To Kill a MockingbirdThe late author’s prized novel will be brought to life by Aaron Sorkin who is adapting the novel into a play. He will be joined by Bartlett Sher (“Oslo”) who will be directing the show, which co-produced by Scott Rudin and the Lincoln Center Theater. Sorkin’s version is being advertised as a “new play, based on” Lee’s novel.

National television and movie star  — who was also the star of Sorkin’s HBO Series, “The Newsroom” — Jeff Daniels will be portraying lawyer Atticus Finch. “We never talked about anybody but Jeff, from the very first conversation Aaron and I ever had about doing this together,” Rudin told The Washington Post.

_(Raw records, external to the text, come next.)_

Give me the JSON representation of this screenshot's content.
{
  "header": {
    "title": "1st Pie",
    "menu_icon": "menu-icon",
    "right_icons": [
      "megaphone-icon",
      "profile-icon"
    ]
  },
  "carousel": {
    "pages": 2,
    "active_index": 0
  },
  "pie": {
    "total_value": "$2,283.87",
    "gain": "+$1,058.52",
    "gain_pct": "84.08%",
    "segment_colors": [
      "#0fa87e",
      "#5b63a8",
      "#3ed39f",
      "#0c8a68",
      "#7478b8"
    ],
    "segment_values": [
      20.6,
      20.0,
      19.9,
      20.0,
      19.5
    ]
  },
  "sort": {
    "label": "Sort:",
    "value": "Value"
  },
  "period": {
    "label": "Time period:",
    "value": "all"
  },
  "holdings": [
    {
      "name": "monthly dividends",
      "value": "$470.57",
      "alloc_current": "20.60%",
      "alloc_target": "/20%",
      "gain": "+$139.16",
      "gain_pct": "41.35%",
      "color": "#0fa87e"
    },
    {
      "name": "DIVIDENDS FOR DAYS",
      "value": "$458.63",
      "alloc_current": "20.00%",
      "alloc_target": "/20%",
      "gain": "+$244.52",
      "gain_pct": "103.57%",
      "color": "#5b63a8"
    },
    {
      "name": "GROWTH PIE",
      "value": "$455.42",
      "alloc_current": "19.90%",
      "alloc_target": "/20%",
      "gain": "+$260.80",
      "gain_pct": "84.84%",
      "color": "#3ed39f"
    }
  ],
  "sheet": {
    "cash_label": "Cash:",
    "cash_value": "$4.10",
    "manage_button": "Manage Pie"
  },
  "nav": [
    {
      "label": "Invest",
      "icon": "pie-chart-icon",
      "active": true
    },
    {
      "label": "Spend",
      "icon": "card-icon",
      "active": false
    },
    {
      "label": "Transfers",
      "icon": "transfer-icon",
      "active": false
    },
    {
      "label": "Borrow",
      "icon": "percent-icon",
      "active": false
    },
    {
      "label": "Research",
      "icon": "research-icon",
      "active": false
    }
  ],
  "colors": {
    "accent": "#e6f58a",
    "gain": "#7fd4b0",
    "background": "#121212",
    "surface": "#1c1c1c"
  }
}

The novel, takes place in a depression-era southern town, the narrator, a girl nicknamed Scout, tells the story of a black man who has been wrongly accused of raping a white woman. Scouts father, the lawyer Finch, defends him despite threats and the scorn of many.

Jeff DanielsThe play comes at an optimal time in America. Although Lee’s novel celebrates the 58th anniversary of publication this July, it’s account of racial tension and frank discussion of rape and sexuality is still relevant in the lives of those in the American South today.

The producers on Thursday identified other members of a the cast, including: Celia Keenan-Bolger (who’ll portray Scout); Stephen McKinley Henderson, Gideon Glick, LaTanya Richardson Jackson, Frederick Weller, Will Pullen, Stark Sands, Dakin Matthews, Gbenga Akinnagbe, Phyllis Somerville and Liv Rooth.

Adam Guettel will compose original music for the play; Ann Roth will design the costumes, and Miriam Buether will design the set.

“We just finished two full labs of Aaron’s play, both directed by Bart, and both with this entire cast, It’s an extraordinarily rare occurrence that you can build a play on the people who will ultimately be in it…It’s a huge tribute to both Sorkin and Sher that everybody we asked to be in the production also cleared their schedules to jump into a very beefy lab process with us, especially so far in advance of the play’s production,” said Rudin.

This is the first time Lee’s novel will be adapted and performed on Broadway, which The Washington Post called “an extreme rarity these days for the nation’s most prominent theatrical platform.”

Performances will begin Nov. 1 at a theater to be announced.